The following MPI implementations were built with gcc and the following configuration options:
| Implementation | configure flags |
|---|---|
| OpenMPI 4.0.5 | --with-cuda=/usr/local/cuda |
| mvapich 2.3.4 | --enable-cuda --with-cuda=/usr/local/cuda --enable-fortran=no --disable-mcast |
| mpich 3.4a3 | failed to configure |
I was unable to compile mpich 3.4a3 with GPU support. Hopefully I can revisit that soon.
Results
In both results, the "configuration" refers to the X/Y/Z size of the region copied out of a 1024x1024x1024 byte allocation. The total packing size is kept constant at 1MiB.
First, the results for mvapich-2.3.4:
And for for openMPI-4.0.5:
Discussion
In most cases, the GPU kernel is 100-10,000x faster than OpenMPI and 30x-3000x faster than mvapich.
The two images below are taken from the Nsight Systems profiling tool. It creates a timeline on which GPU activity and CUDA calls are shown. For mvapich, each contiguous block is transferred using a call to cudaMemcpyAsync. This means that one cudaMemcpyAsync call is generated for each row.
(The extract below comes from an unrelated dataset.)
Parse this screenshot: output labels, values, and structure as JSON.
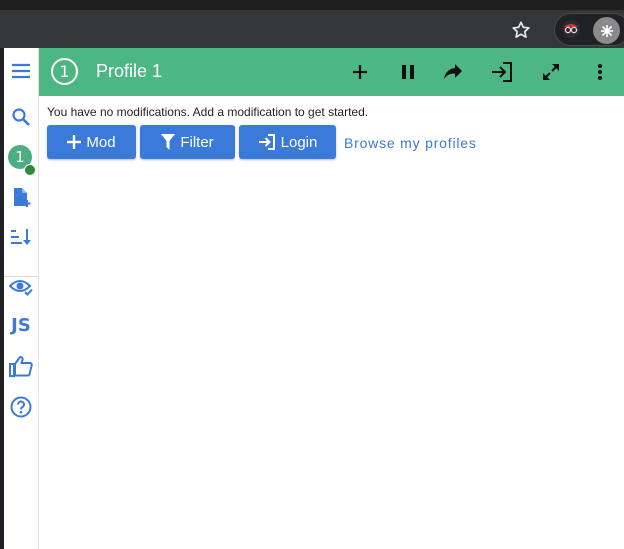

As we can see, that actuall call takes much more time than the corresponding GPU activity, causing the slow performance.
The OpenMPI situation is much worse - for some reason, the CPU is forced to synchronize with the device after each copy, decreasing the performance even further.
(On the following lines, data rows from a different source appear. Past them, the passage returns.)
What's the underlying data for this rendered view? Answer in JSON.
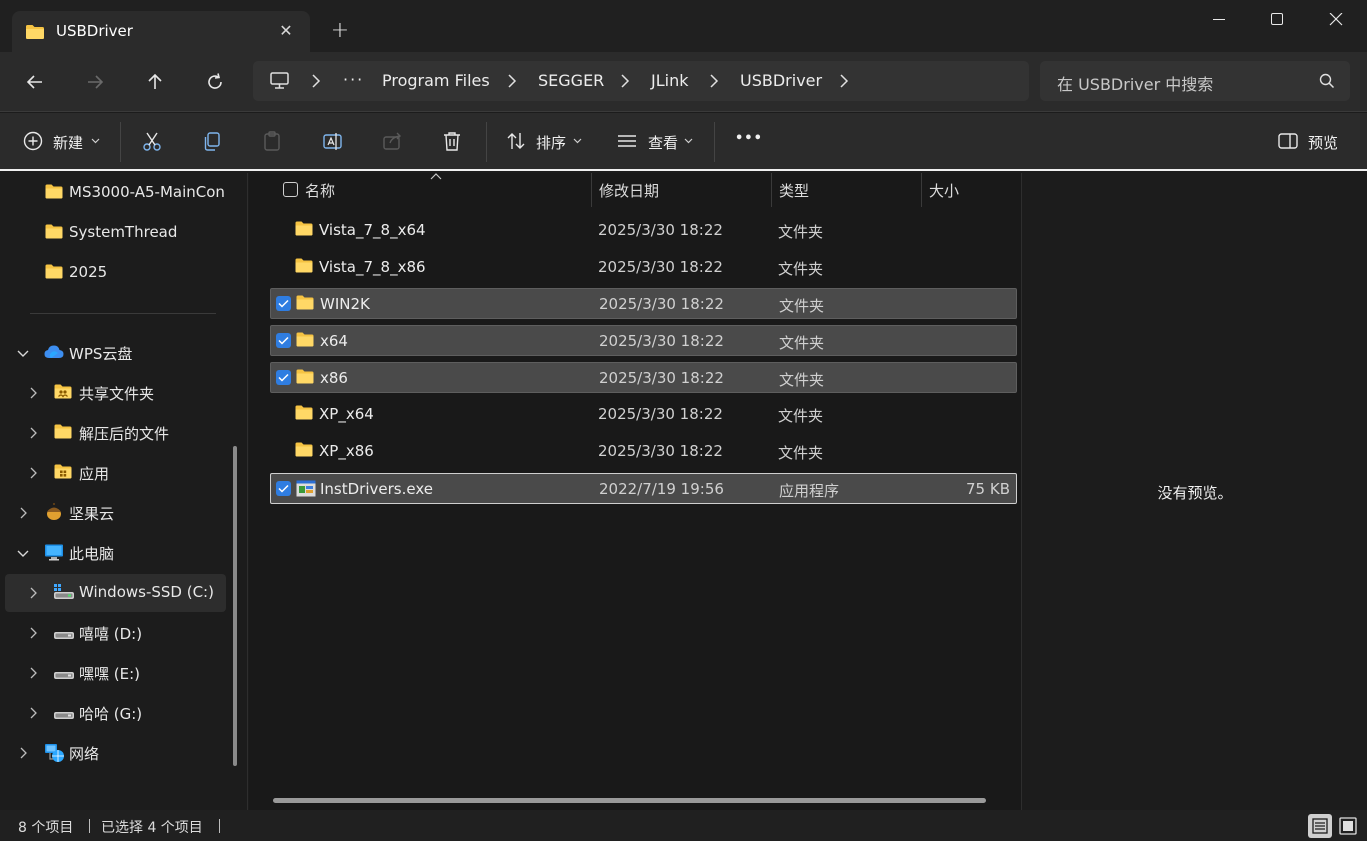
{
  "tab": {
    "title": "USBDriver",
    "close_glyph": "✕",
    "new_tab_glyph": "+"
  },
  "breadcrumb": {
    "overflow": "···",
    "items": [
      "Program Files",
      "SEGGER",
      "JLink",
      "USBDriver"
    ]
  },
  "search": {
    "placeholder": "在 USBDriver 中搜索"
  },
  "toolbar": {
    "new_label": "新建",
    "sort_label": "排序",
    "view_label": "查看",
    "more_glyph": "•••",
    "preview_label": "预览"
  },
  "sidebar": {
    "items": [
      {
        "label": "MS3000-A5-MainCon",
        "icon": "folder-icon"
      },
      {
        "label": "SystemThread",
        "icon": "folder-icon"
      },
      {
        "label": "2025",
        "icon": "folder-icon"
      },
      {
        "label": "WPS云盘",
        "icon": "cloud-icon"
      },
      {
        "label": "共享文件夹",
        "icon": "shared-folder-icon"
      },
      {
        "label": "解压后的文件",
        "icon": "folder-icon"
      },
      {
        "label": "应用",
        "icon": "apps-folder-icon"
      },
      {
        "label": "坚果云",
        "icon": "nut-icon"
      },
      {
        "label": "此电脑",
        "icon": "computer-icon"
      },
      {
        "label": "Windows-SSD (C:)",
        "icon": "drive-icon"
      },
      {
        "label": "嘻嘻 (D:)",
        "icon": "drive-icon"
      },
      {
        "label": "嘿嘿 (E:)",
        "icon": "drive-icon"
      },
      {
        "label": "哈哈 (G:)",
        "icon": "drive-icon"
      },
      {
        "label": "网络",
        "icon": "network-icon"
      }
    ]
  },
  "columns": {
    "name": "名称",
    "modified": "修改日期",
    "type": "类型",
    "size": "大小"
  },
  "files": [
    {
      "name": "Vista_7_8_x64",
      "modified": "2025/3/30 18:22",
      "type": "文件夹",
      "size": "",
      "selected": false
    },
    {
      "name": "Vista_7_8_x86",
      "modified": "2025/3/30 18:22",
      "type": "文件夹",
      "size": "",
      "selected": false
    },
    {
      "name": "WIN2K",
      "modified": "2025/3/30 18:22",
      "type": "文件夹",
      "size": "",
      "selected": true
    },
    {
      "name": "x64",
      "modified": "2025/3/30 18:22",
      "type": "文件夹",
      "size": "",
      "selected": true
    },
    {
      "name": "x86",
      "modified": "2025/3/30 18:22",
      "type": "文件夹",
      "size": "",
      "selected": true
    },
    {
      "name": "XP_x64",
      "modified": "2025/3/30 18:22",
      "type": "文件夹",
      "size": "",
      "selected": false
    },
    {
      "name": "XP_x86",
      "modified": "2025/3/30 18:22",
      "type": "文件夹",
      "size": "",
      "selected": false
    },
    {
      "name": "InstDrivers.exe",
      "modified": "2022/7/19 19:56",
      "type": "应用程序",
      "size": "75 KB",
      "selected": true
    }
  ],
  "preview": {
    "message": "没有预览。"
  },
  "status": {
    "total": "8 个项目",
    "selected": "已选择 4 个项目"
  },
  "colors": {
    "accent": "#2f7de1",
    "folder": "#f5c343",
    "background": "#191919"
  }
}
When the nature of the copy causes the source memory to be contiguous, there is a single cudaMemcpyAsync call, which is much faster than the GPU kernel. (5 copies are shown due to 5 measurement iterations). Here, we can also see that OpenMPI's unnecessary synchronizations degrade performance by causing the GPU to be idle.
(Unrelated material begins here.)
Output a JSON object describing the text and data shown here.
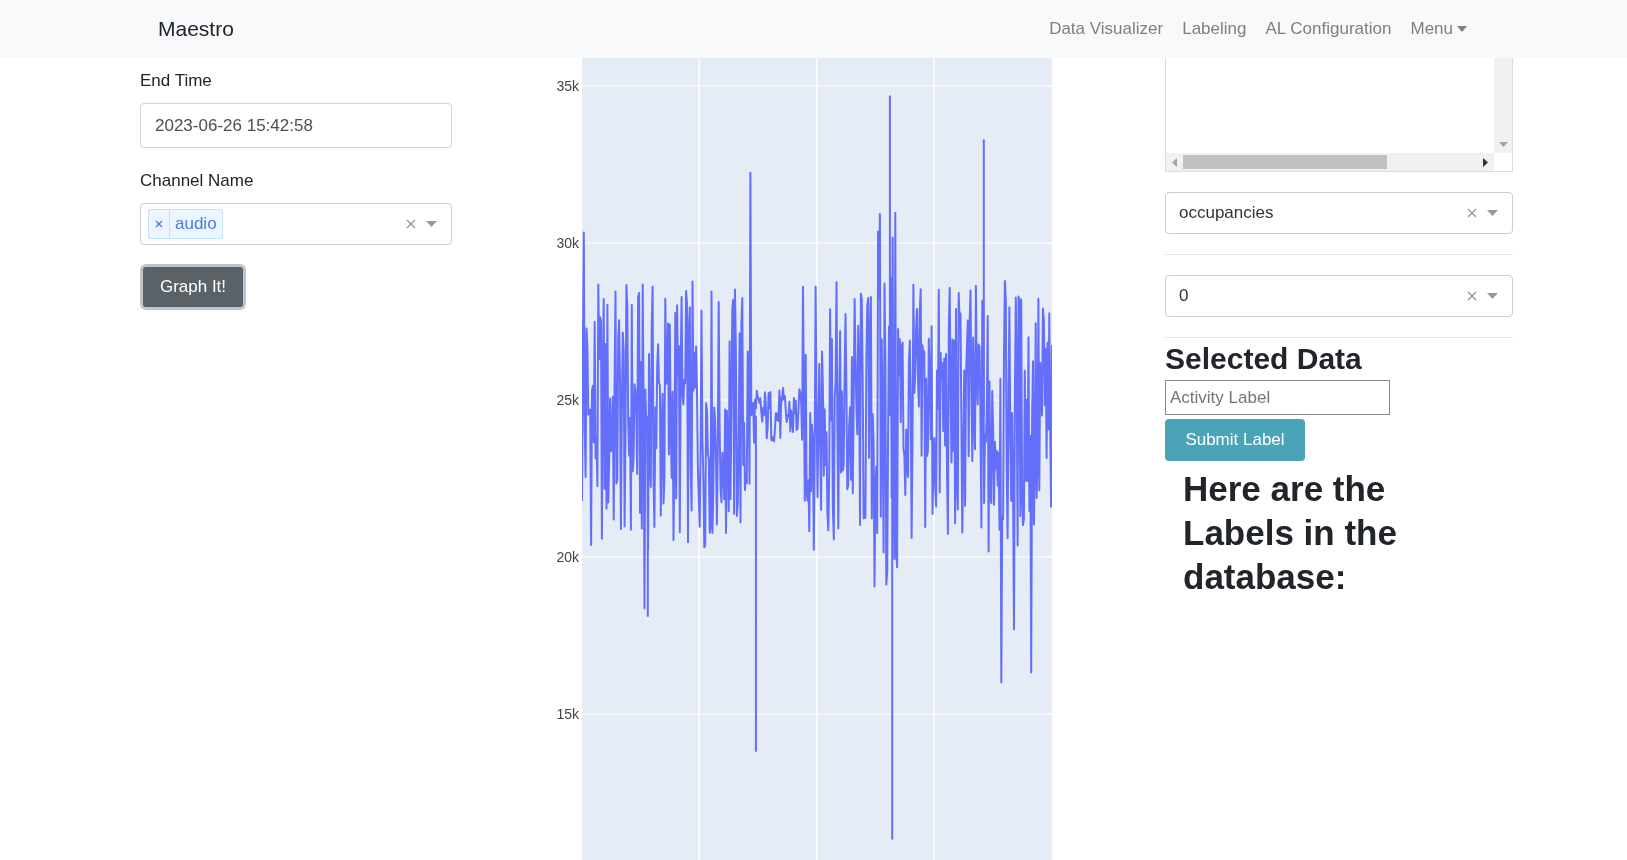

The GPU kernel performance is limited by inefficient use of DRAM bandwidth. For example, when loading a single byte separated by hundreds of bytes, most of each 128B cache line is wasted. For the contiguous 1 MiB transfers, where the kernel is slower, performance is limited by each 32-thread warp collaboartively loading 32B.
Conclusion
Despite this being an open problem for years, it seems there is much work to do on fast handling of MPI datatypes on GPUs. Even relatively simple cases such as strided tensors behave very poortly.
MPI implementors should probably analyze the datatypes at MPI_Type_commit to determine if there is a high-performance way to handle pack and unpack.
Future uses of that datatype should use the appropriate fast path, dropping back to cudaMemcpyAsync when no better option is available.